Tels sont les principaux prédécesseurs de Bacon. Quels en ont été les successeurs? M. de Rémusat les classe en trois groupes: ceux d’abord qui sont restés fidèles à la tradition de l’ancienne philosophie et qui semblent tenir Bacon pour non avenu, — ceux qui suivent sa voie et développent ses idées, enfin ceux qui, après avoir subi son influence, se sont séparés de lui soit pour marcher dans un autre sens, soit pour s’avancer plus en avant qu’il n’eût peut-être voulu.
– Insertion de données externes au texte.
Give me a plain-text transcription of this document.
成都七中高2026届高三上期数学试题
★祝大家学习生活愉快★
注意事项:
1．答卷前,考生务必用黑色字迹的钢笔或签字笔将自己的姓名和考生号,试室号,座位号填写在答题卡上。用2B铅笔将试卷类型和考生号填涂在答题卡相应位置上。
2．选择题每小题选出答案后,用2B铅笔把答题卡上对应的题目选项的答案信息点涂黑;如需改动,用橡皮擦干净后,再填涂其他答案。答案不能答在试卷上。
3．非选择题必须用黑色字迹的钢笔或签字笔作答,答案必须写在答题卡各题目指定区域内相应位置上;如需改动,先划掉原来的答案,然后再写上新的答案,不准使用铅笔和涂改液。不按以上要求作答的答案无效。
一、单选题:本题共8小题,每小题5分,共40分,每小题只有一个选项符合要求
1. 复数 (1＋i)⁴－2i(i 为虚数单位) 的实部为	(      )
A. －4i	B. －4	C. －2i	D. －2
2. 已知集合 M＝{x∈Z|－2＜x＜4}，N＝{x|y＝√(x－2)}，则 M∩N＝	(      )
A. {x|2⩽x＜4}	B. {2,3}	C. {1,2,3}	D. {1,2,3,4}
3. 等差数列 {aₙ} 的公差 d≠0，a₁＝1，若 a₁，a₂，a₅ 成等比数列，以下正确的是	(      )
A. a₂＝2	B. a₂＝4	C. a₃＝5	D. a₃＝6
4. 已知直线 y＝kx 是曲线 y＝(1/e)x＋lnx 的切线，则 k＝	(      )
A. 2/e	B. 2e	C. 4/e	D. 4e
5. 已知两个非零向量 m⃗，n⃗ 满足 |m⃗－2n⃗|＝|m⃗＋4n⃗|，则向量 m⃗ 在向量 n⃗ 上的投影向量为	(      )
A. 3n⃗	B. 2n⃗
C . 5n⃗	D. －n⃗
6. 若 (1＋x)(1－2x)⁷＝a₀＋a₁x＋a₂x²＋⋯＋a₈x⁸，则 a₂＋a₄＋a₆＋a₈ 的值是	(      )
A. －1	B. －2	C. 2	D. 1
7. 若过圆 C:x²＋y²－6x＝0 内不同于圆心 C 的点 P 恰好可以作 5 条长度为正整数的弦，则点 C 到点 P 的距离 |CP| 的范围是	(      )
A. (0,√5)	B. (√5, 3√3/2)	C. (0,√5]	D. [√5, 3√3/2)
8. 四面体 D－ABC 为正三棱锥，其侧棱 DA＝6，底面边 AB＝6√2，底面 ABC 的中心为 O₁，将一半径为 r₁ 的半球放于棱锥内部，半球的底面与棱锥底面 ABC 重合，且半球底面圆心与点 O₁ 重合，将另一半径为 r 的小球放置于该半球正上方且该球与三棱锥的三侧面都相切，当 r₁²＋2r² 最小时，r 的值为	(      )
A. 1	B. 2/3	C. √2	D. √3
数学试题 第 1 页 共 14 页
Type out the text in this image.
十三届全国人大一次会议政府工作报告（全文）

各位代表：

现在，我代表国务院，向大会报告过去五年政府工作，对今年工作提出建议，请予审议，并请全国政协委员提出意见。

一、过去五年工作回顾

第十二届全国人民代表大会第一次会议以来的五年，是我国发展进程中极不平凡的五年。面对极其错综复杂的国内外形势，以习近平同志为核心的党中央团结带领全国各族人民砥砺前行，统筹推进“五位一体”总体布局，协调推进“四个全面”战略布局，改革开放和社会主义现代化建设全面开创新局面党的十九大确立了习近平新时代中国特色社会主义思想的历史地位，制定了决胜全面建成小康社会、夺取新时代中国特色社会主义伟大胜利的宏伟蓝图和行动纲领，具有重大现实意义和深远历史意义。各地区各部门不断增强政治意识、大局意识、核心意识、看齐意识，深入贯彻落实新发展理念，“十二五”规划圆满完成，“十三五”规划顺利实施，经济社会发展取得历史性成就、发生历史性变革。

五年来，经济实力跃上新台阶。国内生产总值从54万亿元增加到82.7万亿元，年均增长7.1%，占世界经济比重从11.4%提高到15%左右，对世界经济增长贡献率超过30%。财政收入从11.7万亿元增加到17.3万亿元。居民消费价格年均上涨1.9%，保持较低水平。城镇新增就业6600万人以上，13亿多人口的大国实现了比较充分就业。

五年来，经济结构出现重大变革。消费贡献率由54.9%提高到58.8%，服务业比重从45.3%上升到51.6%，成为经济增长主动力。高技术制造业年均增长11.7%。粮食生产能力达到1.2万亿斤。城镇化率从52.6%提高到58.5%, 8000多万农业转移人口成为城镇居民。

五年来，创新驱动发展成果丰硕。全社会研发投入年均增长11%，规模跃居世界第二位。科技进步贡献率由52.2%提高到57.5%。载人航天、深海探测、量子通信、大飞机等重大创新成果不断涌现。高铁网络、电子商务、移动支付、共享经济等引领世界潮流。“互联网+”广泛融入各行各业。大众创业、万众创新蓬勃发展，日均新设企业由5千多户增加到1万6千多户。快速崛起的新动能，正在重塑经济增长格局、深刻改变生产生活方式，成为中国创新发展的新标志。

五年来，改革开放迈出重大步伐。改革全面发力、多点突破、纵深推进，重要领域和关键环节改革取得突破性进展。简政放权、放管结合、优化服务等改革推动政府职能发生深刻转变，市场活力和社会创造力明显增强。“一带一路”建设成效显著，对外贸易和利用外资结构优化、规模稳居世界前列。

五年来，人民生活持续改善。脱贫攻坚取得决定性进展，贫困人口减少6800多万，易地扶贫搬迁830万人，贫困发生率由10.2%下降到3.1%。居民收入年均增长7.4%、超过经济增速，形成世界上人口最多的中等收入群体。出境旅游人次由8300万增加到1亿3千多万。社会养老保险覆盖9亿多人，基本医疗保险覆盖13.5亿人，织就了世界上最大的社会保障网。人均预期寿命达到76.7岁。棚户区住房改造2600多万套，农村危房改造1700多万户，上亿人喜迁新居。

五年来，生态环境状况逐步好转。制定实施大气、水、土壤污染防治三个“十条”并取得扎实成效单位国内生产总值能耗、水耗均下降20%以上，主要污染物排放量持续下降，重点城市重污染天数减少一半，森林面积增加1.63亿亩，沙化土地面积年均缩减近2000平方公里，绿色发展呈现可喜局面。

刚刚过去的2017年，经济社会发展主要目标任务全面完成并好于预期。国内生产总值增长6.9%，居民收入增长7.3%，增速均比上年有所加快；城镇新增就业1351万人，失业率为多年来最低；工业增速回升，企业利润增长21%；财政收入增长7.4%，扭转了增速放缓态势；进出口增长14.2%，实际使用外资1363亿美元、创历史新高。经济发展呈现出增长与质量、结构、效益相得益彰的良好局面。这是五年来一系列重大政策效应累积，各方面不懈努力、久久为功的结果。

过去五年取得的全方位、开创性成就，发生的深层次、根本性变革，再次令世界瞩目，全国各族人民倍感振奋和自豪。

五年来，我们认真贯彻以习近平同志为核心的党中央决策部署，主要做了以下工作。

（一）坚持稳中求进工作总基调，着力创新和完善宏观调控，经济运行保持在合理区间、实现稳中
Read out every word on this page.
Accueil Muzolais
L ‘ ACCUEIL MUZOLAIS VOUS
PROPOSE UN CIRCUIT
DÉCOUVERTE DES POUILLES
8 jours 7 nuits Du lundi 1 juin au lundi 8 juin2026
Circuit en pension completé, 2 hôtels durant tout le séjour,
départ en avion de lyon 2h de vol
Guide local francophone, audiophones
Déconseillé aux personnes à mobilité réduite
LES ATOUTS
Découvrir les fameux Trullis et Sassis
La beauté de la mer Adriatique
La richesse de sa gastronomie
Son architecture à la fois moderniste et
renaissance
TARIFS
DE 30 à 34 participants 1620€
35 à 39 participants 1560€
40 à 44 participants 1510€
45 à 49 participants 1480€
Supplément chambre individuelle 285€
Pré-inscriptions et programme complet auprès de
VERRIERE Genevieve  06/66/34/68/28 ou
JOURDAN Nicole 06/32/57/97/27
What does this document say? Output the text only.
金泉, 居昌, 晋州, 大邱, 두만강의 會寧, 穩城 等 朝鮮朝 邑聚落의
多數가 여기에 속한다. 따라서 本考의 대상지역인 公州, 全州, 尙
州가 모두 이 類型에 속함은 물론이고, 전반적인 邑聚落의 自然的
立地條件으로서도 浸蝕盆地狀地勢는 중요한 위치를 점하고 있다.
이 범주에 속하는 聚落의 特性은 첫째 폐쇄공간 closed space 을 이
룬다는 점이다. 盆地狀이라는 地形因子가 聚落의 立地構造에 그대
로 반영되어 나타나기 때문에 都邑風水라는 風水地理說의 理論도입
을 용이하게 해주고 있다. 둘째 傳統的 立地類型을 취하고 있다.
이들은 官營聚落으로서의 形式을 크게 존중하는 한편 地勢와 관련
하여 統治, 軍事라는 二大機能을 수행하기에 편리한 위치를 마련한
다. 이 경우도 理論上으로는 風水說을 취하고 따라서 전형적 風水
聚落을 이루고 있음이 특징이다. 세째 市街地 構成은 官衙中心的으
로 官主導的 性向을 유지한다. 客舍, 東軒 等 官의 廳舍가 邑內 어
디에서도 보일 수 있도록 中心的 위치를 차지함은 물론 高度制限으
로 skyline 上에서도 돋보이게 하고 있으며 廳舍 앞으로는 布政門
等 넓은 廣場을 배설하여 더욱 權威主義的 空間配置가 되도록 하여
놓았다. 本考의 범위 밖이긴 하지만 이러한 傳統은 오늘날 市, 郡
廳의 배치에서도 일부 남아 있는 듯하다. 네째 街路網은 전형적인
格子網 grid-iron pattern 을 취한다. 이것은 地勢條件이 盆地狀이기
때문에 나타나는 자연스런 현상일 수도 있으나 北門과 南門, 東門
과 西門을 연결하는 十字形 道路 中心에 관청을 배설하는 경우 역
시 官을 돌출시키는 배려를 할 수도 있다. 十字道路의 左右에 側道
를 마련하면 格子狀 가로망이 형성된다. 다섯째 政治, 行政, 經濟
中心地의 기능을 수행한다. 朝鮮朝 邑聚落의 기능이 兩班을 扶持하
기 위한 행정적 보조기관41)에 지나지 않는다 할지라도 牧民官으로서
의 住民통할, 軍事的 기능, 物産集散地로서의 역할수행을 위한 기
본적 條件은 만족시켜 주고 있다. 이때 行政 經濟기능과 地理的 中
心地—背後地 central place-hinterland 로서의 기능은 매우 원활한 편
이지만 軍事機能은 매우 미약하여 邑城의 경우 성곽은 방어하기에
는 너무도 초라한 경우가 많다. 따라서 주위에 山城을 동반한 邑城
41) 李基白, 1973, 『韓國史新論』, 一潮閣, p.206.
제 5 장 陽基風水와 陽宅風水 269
Nous n’insisterons pas sur les premiers, qui ne peuvent compter dans l’histoire de la philosophie que comme d’utiles modérateurs; mais parmi les seconds M. de Rémusat cite un nom tout à fait inconnu jusqu’ici parmi nous, et qui mérite de ne plus l’être : c’est le nom de Hakewill, qui doit désormais avoir sa place dans l’histoire d’une des idées les plus importantes du monde moderne, l’idée du progrès.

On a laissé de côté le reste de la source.